New Digital Map Expands Access to East End Cemetery

Years in the making, a searchable map of East End Cemetery is now accessible online. The map, which features drone-captured imagery, is the first digital initiative of the East End Cemetery Collaboratory, a learning community comprising faculty and staff from the University of Richmond and Virginia Commonwealth University and members of the Friends of East End. 

When cemetery reclamation began in summer 2013, nearly all of the gravestones had been swallowed by dense vegetation, and burial records were nowhere to be found. Over the years, we have met many descendants searching for loved ones’ graves and helped them locate their plots whenever possible. Some family members remember visiting the graves as children in the 1950s and ’60s. As overgrowth closed in and roads through the cemetery became impassable, they could no longer find their way to them. 

In the past seven years, volunteers have uncovered and documented upwards of 3,200 markers at East End, posting photographs, basic biographical information, and GPS coordinates on FindAGrave.com. Until now, however, there was no easy way to locate specific graves at the cemetery.

That’s where the East End Cemetery Collaboratory comes in. Formally organized in 2017, the Collaboratory emerged from a multidisciplinary group of UR and VCU faculty who created educational projects at the cemetery for their classes and worked side by side with their students on volunteer cleanup days. Students increased the number of GPS points collected each year, and the addition of drone imagery in 2019 dramatically improved the accuracy of the map. Using a GIS app for phones and tablets, it’s now possible to pinpoint the exact position of grave markers at the cemetery. A new hillshade feature highlights depressions identified from small changes in elevation across the cemetery, providing a more accurate estimate of the number of burials. 

While the coronavirus pandemic has slowed East End reclamation efforts, Collaboratory members continue to refine the position of points on the map. We are also hard at work on a comprehensive digital archive centered on the cemetery. It already contains thousands of records for people interred at East End, as well as gravestone analyses, photographs, newspaper articles, and other documents.
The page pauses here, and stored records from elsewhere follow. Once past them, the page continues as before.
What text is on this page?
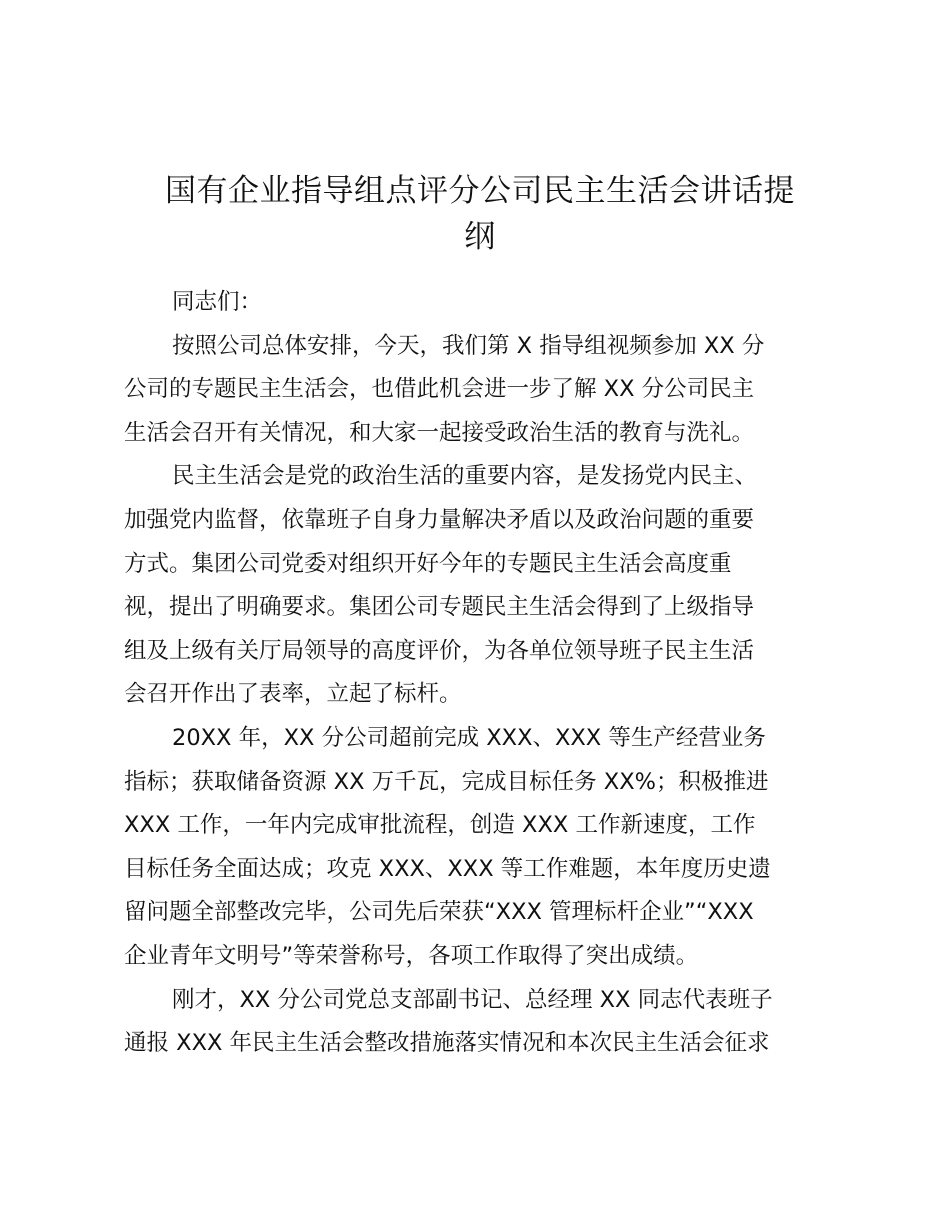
国有企业指导组点评分公司民主生活会讲话提
纲
同志们：
按照公司总体安排，今天，我们第 X 指导组视频参加 XX 分
公司的专题民主生活会，也借此机会进一步了解 XX 分公司民主
生活会召开有关情况，和大家一起接受政治生活的教育与洗礼。
民主生活会是党的政治生活的重要内容，是发扬党内民主、
加强党内监督，依靠班子自身力量解决矛盾以及政治问题的重要
方式。集团公司党委对组织开好今年的专题民主生活会高度重
视，提出了明确要求。集团公司专题民主生活会得到了上级指导
组及上级有关厅局领导的高度评价，为各单位领导班子民主生活
会召开作出了表率，立起了标杆。
20XX 年，XX 分公司超前完成 XXX、XXX 等生产经营业务
指标；获取储备资源 XX 万千瓦，完成目标任务 XX%；积极推进
XXX 工作，一年内完成审批流程，创造 XXX 工作新速度，工作
目标任务全面达成；攻克 XXX、XXX 等工作难题，本年度历史遗
留问题全部整改完毕，公司先后荣获“XXX 管理标杆企业”“XXX
企业青年文明号”等荣誉称号，各项工作取得了突出成绩。
刚才，XX 分公司党总支部副书记、总经理 XX 同志代表班子
通报 XXX 年民主生活会整改措施落实情况和本次民主生活会征求
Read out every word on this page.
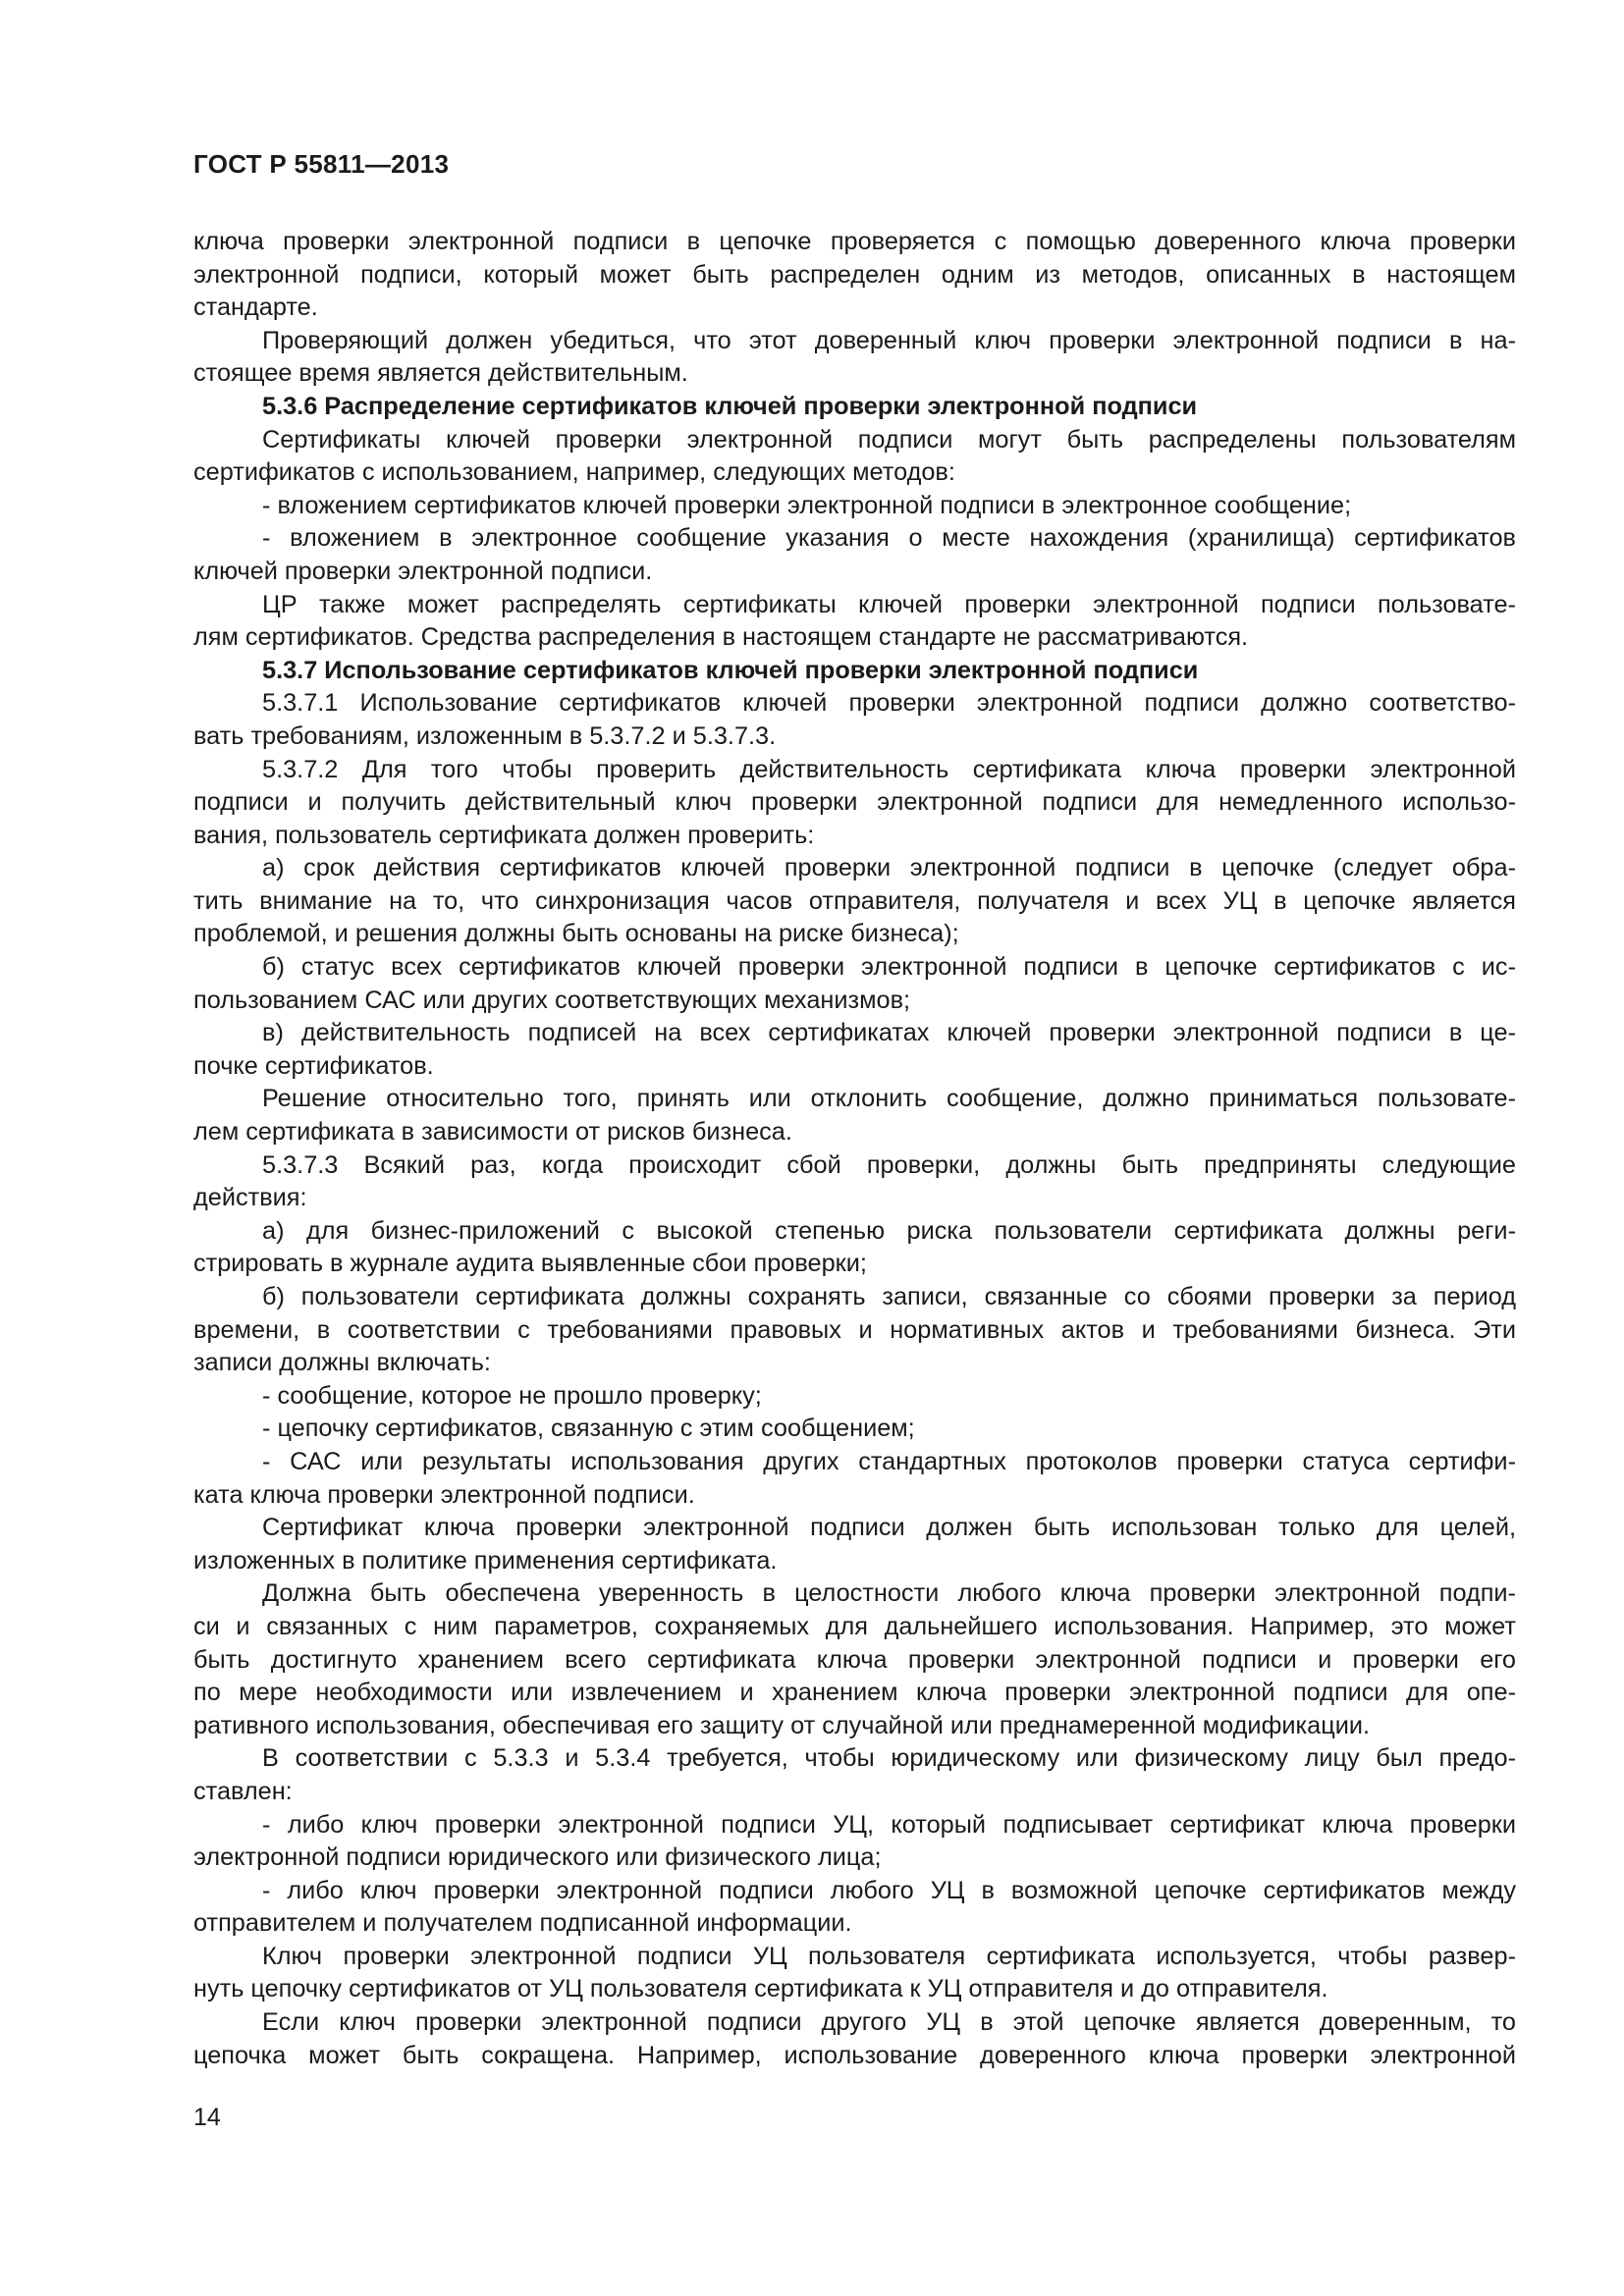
ГОСТ Р 55811—2013
ключа проверки электронной подписи в цепочке проверяется с помощью доверенного ключа проверки
электронной подписи, который может быть распределен одним из методов, описанных в настоящем
стандарте.
Проверяющий должен убедиться, что этот доверенный ключ проверки электронной подписи в на-
стоящее время является действительным.
5.3.6 Распределение сертификатов ключей проверки электронной подписи
Сертификаты ключей проверки электронной подписи могут быть распределены пользователям
сертификатов с использованием, например, следующих методов:
- вложением сертификатов ключей проверки электронной подписи в электронное сообщение;
- вложением в электронное сообщение указания о месте нахождения (хранилища) сертификатов
ключей проверки электронной подписи.
ЦР также может распределять сертификаты ключей проверки электронной подписи пользовате-
лям сертификатов. Средства распределения в настоящем стандарте не рассматриваются.
5.3.7 Использование сертификатов ключей проверки электронной подписи
5.3.7.1 Использование сертификатов ключей проверки электронной подписи должно соответство-
вать требованиям, изложенным в 5.3.7.2 и 5.3.7.3.
5.3.7.2 Для того чтобы проверить действительность сертификата ключа проверки электронной
подписи и получить действительный ключ проверки электронной подписи для немедленного использо-
вания, пользователь сертификата должен проверить:
а) срок действия сертификатов ключей проверки электронной подписи в цепочке (следует обра-
тить внимание на то, что синхронизация часов отправителя, получателя и всех УЦ в цепочке является
проблемой, и решения должны быть основаны на риске бизнеса);
б) статус всех сертификатов ключей проверки электронной подписи в цепочке сертификатов с ис-
пользованием САС или других соответствующих механизмов;
в) действительность подписей на всех сертификатах ключей проверки электронной подписи в це-
почке сертификатов.
Решение относительно того, принять или отклонить сообщение, должно приниматься пользовате-
лем сертификата в зависимости от рисков бизнеса.
5.3.7.3 Всякий раз, когда происходит сбой проверки, должны быть предприняты следующие
действия:
а) для бизнес-приложений с высокой степенью риска пользователи сертификата должны реги-
стрировать в журнале аудита выявленные сбои проверки;
б) пользователи сертификата должны сохранять записи, связанные со сбоями проверки за период
времени, в соответствии с требованиями правовых и нормативных актов и требованиями бизнеса. Эти
записи должны включать:
- сообщение, которое не прошло проверку;
- цепочку сертификатов, связанную с этим сообщением;
- САС или результаты использования других стандартных протоколов проверки статуса сертифи-
ката ключа проверки электронной подписи.
Сертификат ключа проверки электронной подписи должен быть использован только для целей,
изложенных в политике применения сертификата.
Должна быть обеспечена уверенность в целостности любого ключа проверки электронной подпи-
си и связанных с ним параметров, сохраняемых для дальнейшего использования. Например, это может
быть достигнуто хранением всего сертификата ключа проверки электронной подписи и проверки его
по мере необходимости или извлечением и хранением ключа проверки электронной подписи для опе-
ративного использования, обеспечивая его защиту от случайной или преднамеренной модификации.
В соответствии с 5.3.3 и 5.3.4 требуется, чтобы юридическому или физическому лицу был предо-
ставлен:
- либо ключ проверки электронной подписи УЦ, который подписывает сертификат ключа проверки
электронной подписи юридического или физического лица;
- либо ключ проверки электронной подписи любого УЦ в возможной цепочке сертификатов между
отправителем и получателем подписанной информации.
Ключ проверки электронной подписи УЦ пользователя сертификата используется, чтобы развер-
нуть цепочку сертификатов от УЦ пользователя сертификата к УЦ отправителя и до отправителя.
Если ключ проверки электронной подписи другого УЦ в этой цепочке является доверенным, то
цепочка может быть сокращена. Например, использование доверенного ключа проверки электронной
14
A beta release is expected by the end of June; a full release by the start of the 2020–21 school year. 

Both the map and the archive mark major steps forward in the documentation of East End Cemetery and the reclamation of its rich history, a vital chapter in the larger story of Richmond and the Commonwealth. Each will be updated as restoration and research continue and additional markers and records are found. 

The digital infrastructure for the map was built by Rob Nelson and Justin Madron/UR Digital Scholarship Lab, Stephanie Spera/UR Department of Geography and the Environment, and Beth Zizzamia and Taylor Holden/UR Spatial Analysis Lab. Data was collected by John Shuck and Erin Hollaway Palmer/Friends of East End, Kristine Grayson and Elizabeth Baughan/University of Richmond, and hundreds of students and volunteers across departments and institutions. Support for the Collaboratory is provided by UR’s Bonner Center for Civic Engagement, VCU’s Center for Community Engagement and Impact, and the UR School of Arts & Sciences Contested Spaces theme year.